Guardiani della Galassia Vol.2 Recensione

Guardiani della Galassia Vol.2 Recensione

Peter, Gamora, Drax, Rocket e un magnifico Baby Groot vi attendono nel secondo volume: Guardiani della Galassia Vol.2 è arrivato!


Guardiani della Galassia Vol.2 esalta, emoziona e fa ridere molto. Star-Lord e i suoi inseparabili amici devono affrontare delle missioni molto più difficili rispetto al primo episodio: ora sono degli eroi e la loro fama di protettori della galassia deve essere confermata.
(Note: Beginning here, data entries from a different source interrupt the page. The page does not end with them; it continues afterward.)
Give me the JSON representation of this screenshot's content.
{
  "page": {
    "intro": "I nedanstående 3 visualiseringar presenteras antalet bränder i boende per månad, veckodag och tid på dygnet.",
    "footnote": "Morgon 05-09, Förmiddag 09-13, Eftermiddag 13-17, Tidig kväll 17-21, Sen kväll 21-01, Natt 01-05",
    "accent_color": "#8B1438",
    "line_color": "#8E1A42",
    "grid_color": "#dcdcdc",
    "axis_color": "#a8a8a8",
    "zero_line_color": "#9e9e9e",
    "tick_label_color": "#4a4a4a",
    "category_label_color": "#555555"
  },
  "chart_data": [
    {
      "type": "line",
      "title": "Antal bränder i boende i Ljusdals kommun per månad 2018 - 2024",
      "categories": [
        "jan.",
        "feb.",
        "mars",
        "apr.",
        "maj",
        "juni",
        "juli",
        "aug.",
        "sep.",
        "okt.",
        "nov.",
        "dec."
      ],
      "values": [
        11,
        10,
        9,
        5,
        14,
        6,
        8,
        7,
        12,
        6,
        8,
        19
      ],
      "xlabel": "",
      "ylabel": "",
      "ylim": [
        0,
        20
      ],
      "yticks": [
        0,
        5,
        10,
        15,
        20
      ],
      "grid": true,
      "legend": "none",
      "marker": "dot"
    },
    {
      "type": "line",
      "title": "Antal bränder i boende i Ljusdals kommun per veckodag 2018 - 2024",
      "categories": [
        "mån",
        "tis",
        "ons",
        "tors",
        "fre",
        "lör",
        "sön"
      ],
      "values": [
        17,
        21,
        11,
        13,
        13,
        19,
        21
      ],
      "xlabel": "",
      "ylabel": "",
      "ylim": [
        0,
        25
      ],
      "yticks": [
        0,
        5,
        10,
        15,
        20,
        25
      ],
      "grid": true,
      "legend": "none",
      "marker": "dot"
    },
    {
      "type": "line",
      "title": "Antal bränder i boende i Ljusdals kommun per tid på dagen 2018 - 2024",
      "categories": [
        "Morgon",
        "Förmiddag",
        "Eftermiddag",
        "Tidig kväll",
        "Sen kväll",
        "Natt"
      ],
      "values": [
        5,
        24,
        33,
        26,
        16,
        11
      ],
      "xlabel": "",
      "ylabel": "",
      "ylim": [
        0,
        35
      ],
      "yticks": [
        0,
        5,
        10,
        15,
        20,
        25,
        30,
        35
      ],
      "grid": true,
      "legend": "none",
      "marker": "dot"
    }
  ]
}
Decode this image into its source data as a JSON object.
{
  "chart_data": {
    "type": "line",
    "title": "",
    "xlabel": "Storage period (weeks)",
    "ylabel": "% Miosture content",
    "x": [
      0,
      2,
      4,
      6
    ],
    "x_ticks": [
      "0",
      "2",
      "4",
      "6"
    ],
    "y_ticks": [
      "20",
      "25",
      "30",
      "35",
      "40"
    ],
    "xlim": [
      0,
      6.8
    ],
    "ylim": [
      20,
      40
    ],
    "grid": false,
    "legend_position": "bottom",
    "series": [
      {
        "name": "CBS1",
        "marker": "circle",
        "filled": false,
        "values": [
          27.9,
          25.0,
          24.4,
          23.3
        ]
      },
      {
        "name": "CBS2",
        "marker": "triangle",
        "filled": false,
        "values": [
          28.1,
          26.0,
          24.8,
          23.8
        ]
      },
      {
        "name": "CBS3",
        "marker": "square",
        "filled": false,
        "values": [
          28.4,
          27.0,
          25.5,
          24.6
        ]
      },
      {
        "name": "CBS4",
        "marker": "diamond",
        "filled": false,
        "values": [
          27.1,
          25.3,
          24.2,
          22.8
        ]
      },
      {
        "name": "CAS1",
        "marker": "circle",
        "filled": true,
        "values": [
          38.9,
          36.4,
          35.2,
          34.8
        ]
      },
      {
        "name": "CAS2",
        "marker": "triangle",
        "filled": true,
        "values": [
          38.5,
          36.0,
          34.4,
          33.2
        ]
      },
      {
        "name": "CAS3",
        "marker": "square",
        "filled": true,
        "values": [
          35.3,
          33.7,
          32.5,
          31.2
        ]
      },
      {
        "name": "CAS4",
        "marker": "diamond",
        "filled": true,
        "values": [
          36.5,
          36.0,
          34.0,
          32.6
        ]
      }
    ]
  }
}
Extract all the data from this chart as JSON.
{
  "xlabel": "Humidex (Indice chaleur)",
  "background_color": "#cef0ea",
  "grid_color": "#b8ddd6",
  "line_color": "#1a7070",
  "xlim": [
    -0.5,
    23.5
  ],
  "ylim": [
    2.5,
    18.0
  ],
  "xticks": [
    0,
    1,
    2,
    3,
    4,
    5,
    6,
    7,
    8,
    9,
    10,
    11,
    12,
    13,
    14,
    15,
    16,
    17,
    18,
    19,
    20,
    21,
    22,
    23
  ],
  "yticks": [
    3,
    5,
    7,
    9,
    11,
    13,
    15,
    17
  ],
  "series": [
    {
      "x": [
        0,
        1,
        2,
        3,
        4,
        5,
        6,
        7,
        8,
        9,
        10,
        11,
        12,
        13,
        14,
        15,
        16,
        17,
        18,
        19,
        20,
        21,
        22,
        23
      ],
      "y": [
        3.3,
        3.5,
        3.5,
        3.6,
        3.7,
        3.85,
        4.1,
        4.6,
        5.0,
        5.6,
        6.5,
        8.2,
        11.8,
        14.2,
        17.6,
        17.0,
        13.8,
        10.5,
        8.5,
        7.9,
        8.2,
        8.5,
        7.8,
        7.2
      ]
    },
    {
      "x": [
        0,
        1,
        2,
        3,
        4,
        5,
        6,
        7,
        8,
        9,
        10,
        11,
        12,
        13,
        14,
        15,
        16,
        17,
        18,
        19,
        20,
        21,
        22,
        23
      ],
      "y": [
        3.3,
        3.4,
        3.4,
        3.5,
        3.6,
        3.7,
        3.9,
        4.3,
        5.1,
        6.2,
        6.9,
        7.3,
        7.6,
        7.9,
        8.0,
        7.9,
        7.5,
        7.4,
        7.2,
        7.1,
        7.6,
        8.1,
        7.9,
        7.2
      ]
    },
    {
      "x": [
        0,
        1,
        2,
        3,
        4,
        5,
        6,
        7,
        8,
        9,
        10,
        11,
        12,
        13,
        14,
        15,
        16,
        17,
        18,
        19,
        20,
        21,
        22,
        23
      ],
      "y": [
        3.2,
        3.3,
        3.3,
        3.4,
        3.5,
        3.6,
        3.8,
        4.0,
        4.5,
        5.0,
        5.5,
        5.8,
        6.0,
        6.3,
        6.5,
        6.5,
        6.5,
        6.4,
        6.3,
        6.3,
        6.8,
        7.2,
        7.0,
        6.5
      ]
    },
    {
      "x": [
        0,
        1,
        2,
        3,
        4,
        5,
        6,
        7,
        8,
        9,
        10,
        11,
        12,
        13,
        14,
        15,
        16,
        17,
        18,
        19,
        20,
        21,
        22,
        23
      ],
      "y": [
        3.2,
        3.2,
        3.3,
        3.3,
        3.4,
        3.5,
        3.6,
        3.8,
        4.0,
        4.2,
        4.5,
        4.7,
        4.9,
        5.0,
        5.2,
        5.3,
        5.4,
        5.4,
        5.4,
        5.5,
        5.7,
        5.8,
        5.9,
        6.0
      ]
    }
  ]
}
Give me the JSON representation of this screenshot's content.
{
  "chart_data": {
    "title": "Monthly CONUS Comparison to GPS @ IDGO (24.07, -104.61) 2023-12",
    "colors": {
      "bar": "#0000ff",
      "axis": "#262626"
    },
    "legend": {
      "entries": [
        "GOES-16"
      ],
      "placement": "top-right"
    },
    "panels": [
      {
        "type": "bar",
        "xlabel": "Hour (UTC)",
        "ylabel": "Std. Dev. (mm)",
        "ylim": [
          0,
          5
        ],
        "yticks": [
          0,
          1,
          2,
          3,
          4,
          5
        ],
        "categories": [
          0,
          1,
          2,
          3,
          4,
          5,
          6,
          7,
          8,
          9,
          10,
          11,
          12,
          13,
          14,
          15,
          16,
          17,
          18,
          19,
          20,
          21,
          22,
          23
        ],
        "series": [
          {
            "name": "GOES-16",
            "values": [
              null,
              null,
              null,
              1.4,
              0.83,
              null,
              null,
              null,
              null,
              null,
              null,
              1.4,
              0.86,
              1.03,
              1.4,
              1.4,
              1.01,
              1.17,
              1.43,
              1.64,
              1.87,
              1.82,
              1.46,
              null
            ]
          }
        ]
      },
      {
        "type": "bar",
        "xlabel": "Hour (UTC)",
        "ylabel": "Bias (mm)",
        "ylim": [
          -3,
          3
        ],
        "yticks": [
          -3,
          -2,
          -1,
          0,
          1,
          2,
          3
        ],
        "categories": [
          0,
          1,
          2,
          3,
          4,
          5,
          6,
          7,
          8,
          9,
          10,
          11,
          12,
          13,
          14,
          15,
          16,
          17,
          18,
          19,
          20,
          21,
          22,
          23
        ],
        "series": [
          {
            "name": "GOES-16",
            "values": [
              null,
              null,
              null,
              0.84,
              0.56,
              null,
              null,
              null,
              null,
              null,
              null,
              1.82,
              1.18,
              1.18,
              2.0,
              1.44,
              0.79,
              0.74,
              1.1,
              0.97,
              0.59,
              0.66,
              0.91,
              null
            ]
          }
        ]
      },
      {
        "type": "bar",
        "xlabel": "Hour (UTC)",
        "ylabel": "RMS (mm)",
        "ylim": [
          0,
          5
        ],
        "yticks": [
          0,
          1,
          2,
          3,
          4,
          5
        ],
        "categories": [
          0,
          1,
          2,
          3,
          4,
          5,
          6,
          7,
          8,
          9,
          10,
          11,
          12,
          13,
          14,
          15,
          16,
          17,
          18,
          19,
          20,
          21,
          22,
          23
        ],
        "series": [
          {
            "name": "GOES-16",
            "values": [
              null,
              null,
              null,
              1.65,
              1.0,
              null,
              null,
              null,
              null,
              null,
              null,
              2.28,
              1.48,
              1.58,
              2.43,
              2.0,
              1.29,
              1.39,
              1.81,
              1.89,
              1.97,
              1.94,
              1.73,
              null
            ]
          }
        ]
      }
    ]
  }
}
Con astuta dimestichezza e sagace ironia, sono loro i migliori pazzoidi che il mondo ha per contrastare le mire distruttive interplanetarie d’innumerevoli nemici.

Film divertente come la prima versione, colonna sonora eccezionale che riporta indietro nel tempo, il vintage del walkman di Peter è una costante piacevole che dona quel pizzico di malinconia per chi come me ha vissuto la fine degli anni ’80 e i primi ’90 con questa strumentazione sempre nelle tasche: d’altronde la colonna sonora Awesome mix vol.1 è stata in testa alle classifiche americane per tantissimo tempo. Scoprire vecchi mood tramite film contemporanei è un piacere, spero anche per giovani appassionati di comics e di sicuro Awesome mix vol.2 non deluderà le aspettative.

Quindicesima opera filmica per Marvel Studios, ci troviamo nella terza fase, iniziata con Captain America: Civil War e Doctor Strange. Guardiani della Galassia Vol.2 è il continuo ideale del primo episodio: le storie vengono analizzate più nel profondo, scopriremo il passato di Peter, la radice della sua natura (metà umanoide e metà extraterrestre, come detto alla fine del primo capitolo), del perché Yondu l’ha rapito dalla terra e inoltre cosa effettivamente ha fatto Thanos per portare Gamora e Nebula ad un continuo scontro, fino ad odiarsi nel profondo. Il cast del primo film resta immutato: Chris Pratt, Zoe Saldana, Dave Bautista, Vin Diesel, Bradley Cooper, Michael Rooker e Karen Gillian tornano ad interpretare i loro personaggi.

Il film è paragonabile ad un vortice, come se ci trovassimo su una navicella spaziale, passante attraverso tanti mondi diversi: Rocket, Drax, Gamora e il superlativo Baby Groot si uniranno a Peter per scoprire l’identità di suo padre, dopo aver combinato il solito guaio irreparabile (che eviteremo di dire per non spoilerarvi il film) ed essere inseguiti sia da Ravagers, capitanati da Yondu, e sia da un esercito di Sovereign molto arrabbiati. Incontreranno inoltre un potente Ego, trasposto in questo film con sembianze umane, interpretate dal grande Kurt Russell.

Gli eroi Marvel e Disney, ci portano quindi all’interno di vari mondi della galassia, ondeggiando tra il brivido delle imprese e un susseguirsi di avventure che risaltano le caratteristiche di ogni personaggio, grazie ad un uso sapiente delle azioni e dei dialoghi: ognuno di loro affronterà i nemici dentro e fuori di se in questa pellicola, fino a diventare una vera e propria famiglia sempre più indivisibile e pronta a difendere l’universo. La componente emozionale è sicuramente più forte e più incisiva rispetto al primo episodio, le trame sono tante ma troveranno tutte un loro epilogo. Non manca una scrittura impeccabile, a parte qualche battuta forzata, che comunque non rovina l’atmosfera generale del film.

James Gunn, regista e sceneggiatore, ha dato conferma del proprio talento: uno dei film Marvel più belli e interessanti, proprio perché forse slegato dalle retoriche riguardo i super eroi come Avengers o X-men. Kurt Russell e Sylvester Stallone, due perle dello star system, calzano a meraviglia in tutto il contesto.

Non mancheranno, come Marvel ci ha insegnato da tempo, delle simpatiche scene dopo i titoli di coda da non perdere. Ci si può emozionare con un family film che in teoria dovrebbe essere rivolto solo ai bambini? Decisamente si, e per questo non perdetevelo. Marvel e Disney riescono a sorprendere.